- 77 -

ГЛАВА 11

«СМЕНА КАБИНЕТА»

 

Новые руководители Кемлагеря — Военный парад — Чекист-многоженец — Злоупотребления продолжаются.

 

Весной 1924 года персонал на Поповом острове был заменен. Члены УСЛОНа (Управление Соловецкого лагеря особого назначения) и руководство в монастыре осталось на своих местах. Это как раз и было то, что заключенные прозвали «сменой кабинета».

Вместо Гладкова начальником Кемлагеря был назначен Иван Иванович Кириловский, бывший сержант одного из гвардейских полков. Как уже говорилось выше, он отказался принять руководство лагерем, пока центральным правительством не будет назначена специальная комиссия по проверке лагерной документации. Когда комиссия обнаружила расточительство и мошенничество в невообразимых размерах, Гладкова приговорили к пятилетней ссылке за «мошенничество и халатное отношение к возложенным обязанностям». Мамонов, непосредственно виновный в преступлении, не понес никакого наказания. И, вероятно, поэтому сам Гладков через два дня после приговора был прощен и получил назначение в ГПУ города Калуги.

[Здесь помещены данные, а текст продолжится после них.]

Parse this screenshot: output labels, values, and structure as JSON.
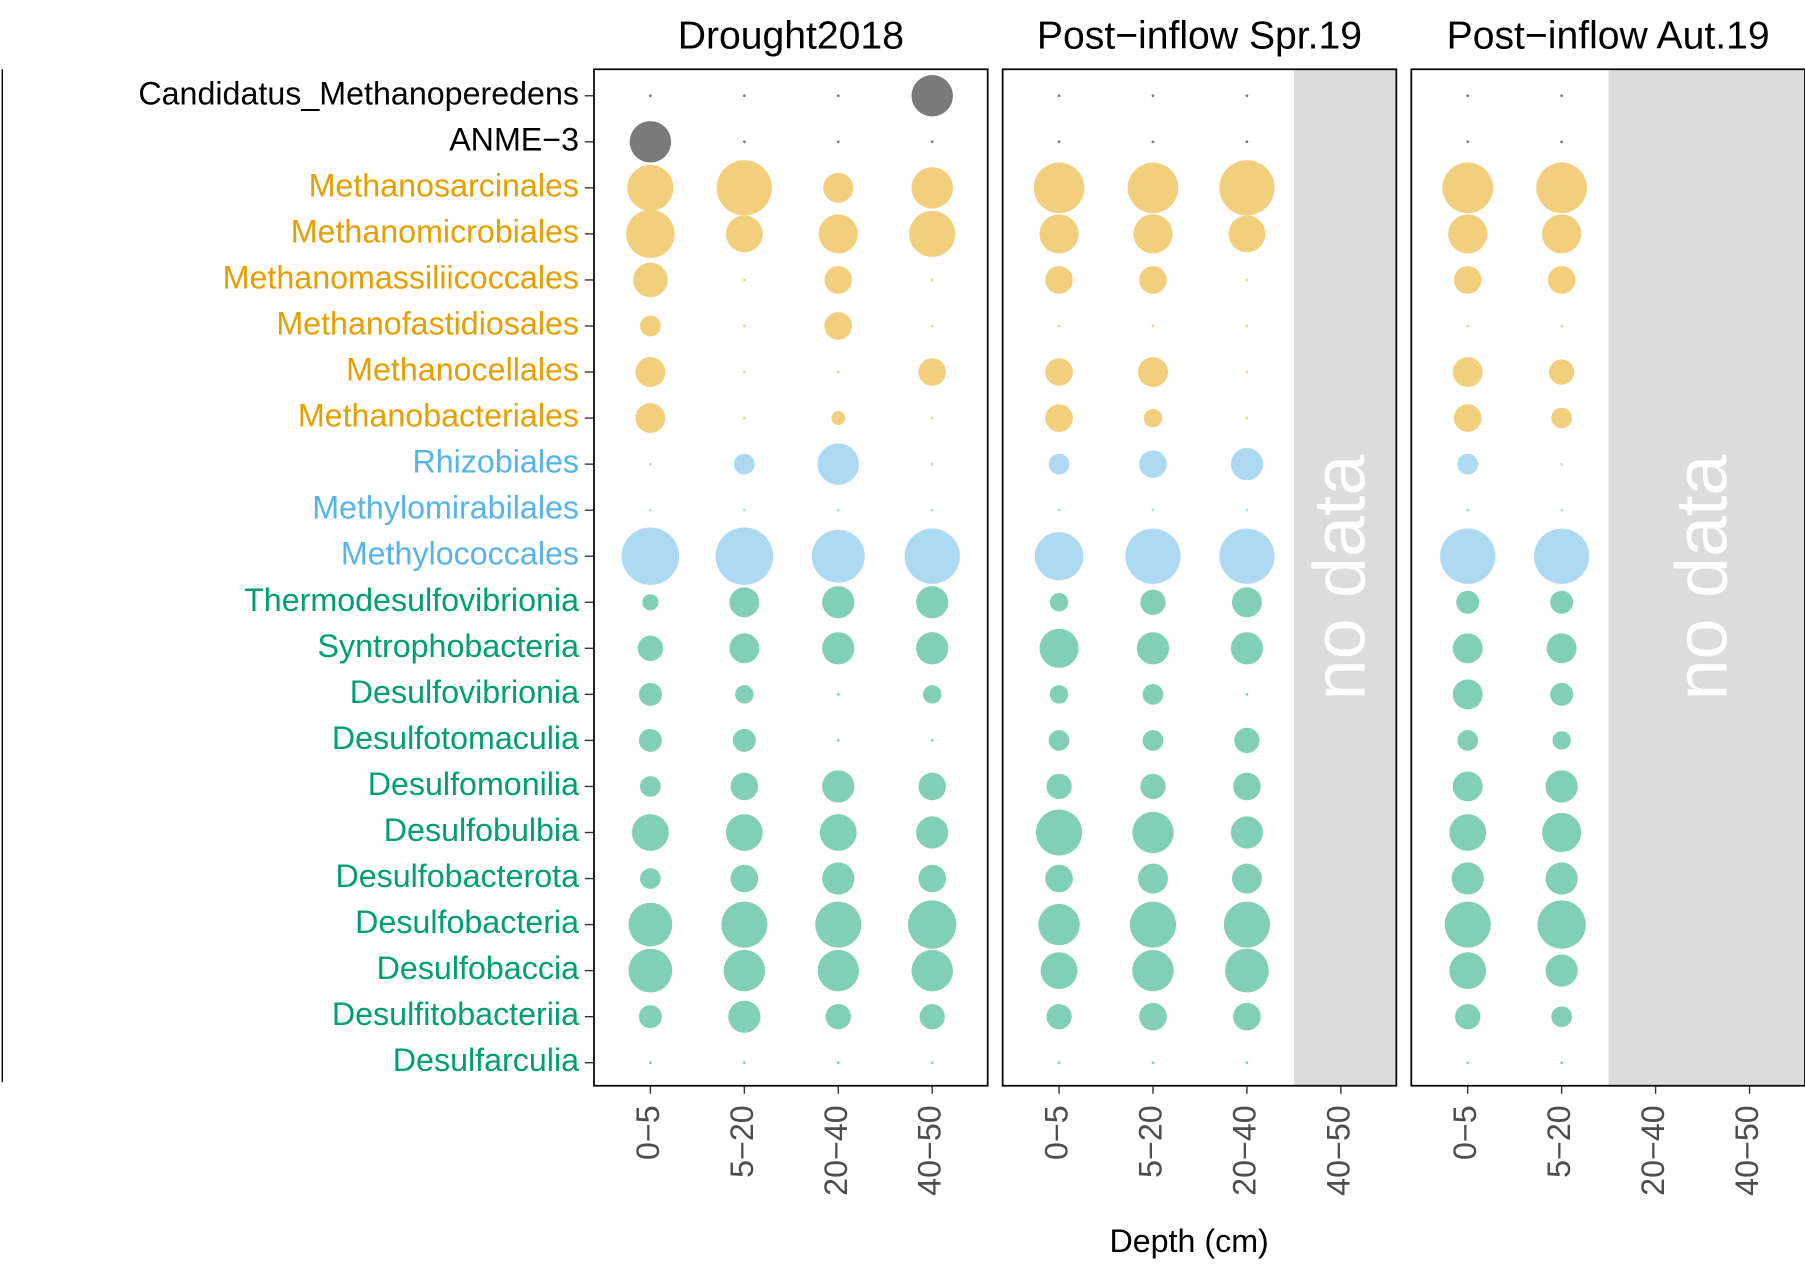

До прибытия Кириловского по лагерю пронеслась весть, что он вполне приличный человек. Скоро представилась возможность воочию убедиться в его «порядочности». Кириловский до сих пор находится во главе лагеря, имея тех же помощников. Его приезд оказался подходящим поводом для проведения тщательно отрепетированной церемонии. Эйхманс (уже знакомый читателю), чьей мечтой было превратить лагеря в военные поселения аракчеевской эпохи[1], несколько дней подряд

 


[1] Граф Аракчеев (1769—1834) — выдающийся военный русский деятель. План военных поселений, который он безуспешно пытался осуществить, был частью большого количества проектов императора Александра I.

- 78 -

выстраивал голодных арестантов, включая женщин и детей, и заставлял их разучивать различные движения, подчиняться словам команды — все в военном духе. Когда Кириловский приблизился к лагерю, нас выстроили в два ряда. «Внимание! Равнение направо!» Староста подошел в Кириловскому с рапортом: «Во вверенном мне трудовом полку все в порядке». То же самое проделали командиры трудовых рот. Затем Кириловский поприветствовал нас: «Добрый день!» Этот пошлый фарс продолжался около часа. Под конец Кириловский спросил, имеет ли кто-нибудь просьбы или жалобы на администрацию. Конечно же вопрос остался без ответа. Если бы кто-то и дерзнул пожаловаться, то его в тот же день забили бы до смерти «смоленскими палками», бросив на Секирку.

Помощником Кириловского по административной части был, как я уже упоминал, Торопов, отпетый негодяй с вытаращенными бараньими глазами. Первоначально он командовал взводом 95-й дивизии войск ГПУ, охраняющий Попов остров. Помимо безнадежной глупости, его отличительной чертой является то, что, куда бы он ни попал, всюду женится. На Поповом острове Торопов не удовлетворился гаремом из арестанток и в шестой раз женился на «трескоедке» (трескоеды — прозвище жителей рыбацких поселков в окрестностях лагеря, чьей основной пищей является треска).

Помощником Кириловского по хозяйственной части был Николай Николаевич Попов. Он на удивление хорошо одевался и, как ни странно, не являлся ни чекистом, ни даже коммунистом. Это был очень загадочный субъект. Иногда Попов говорил, что некогда служил гвардейским офицером, иногда — в министерстве при царе, иногда адъютантом Троцкого. Но в любом случае, он производил впечатление хорошо образованного человека и с виду походил на поляка. Попов заикался и к контрреволюционерам относился со злобой и ожесточением. Когда заключенные проходили мимо него, следуя на работу, он имел привычку обращаться к окружавшим его чекистам нарочито громким голосом, чтобы услышали контрреволюционеры: «Это шайка уголовников. Вы слышите—уголовников. Они—враги. Мы приструним всю эту свору!»

«Смена кабинета» мало изменила положение заключенных. Единственной переменой было то, что их «при-

 

- 79 -

струнили», а разворовывание администрацией казенных денег и без того скромных арестантских пайков стало еще более упорным, чем раньше. Гладков крал открыто, Кириловский же—под прикрытием «честности».

Общая картина соловецкой жизни и порядков — мрачный звон колокола, призывающий на работу, репрессии, античеловеческий характер деятельности персонала — осталась прежней.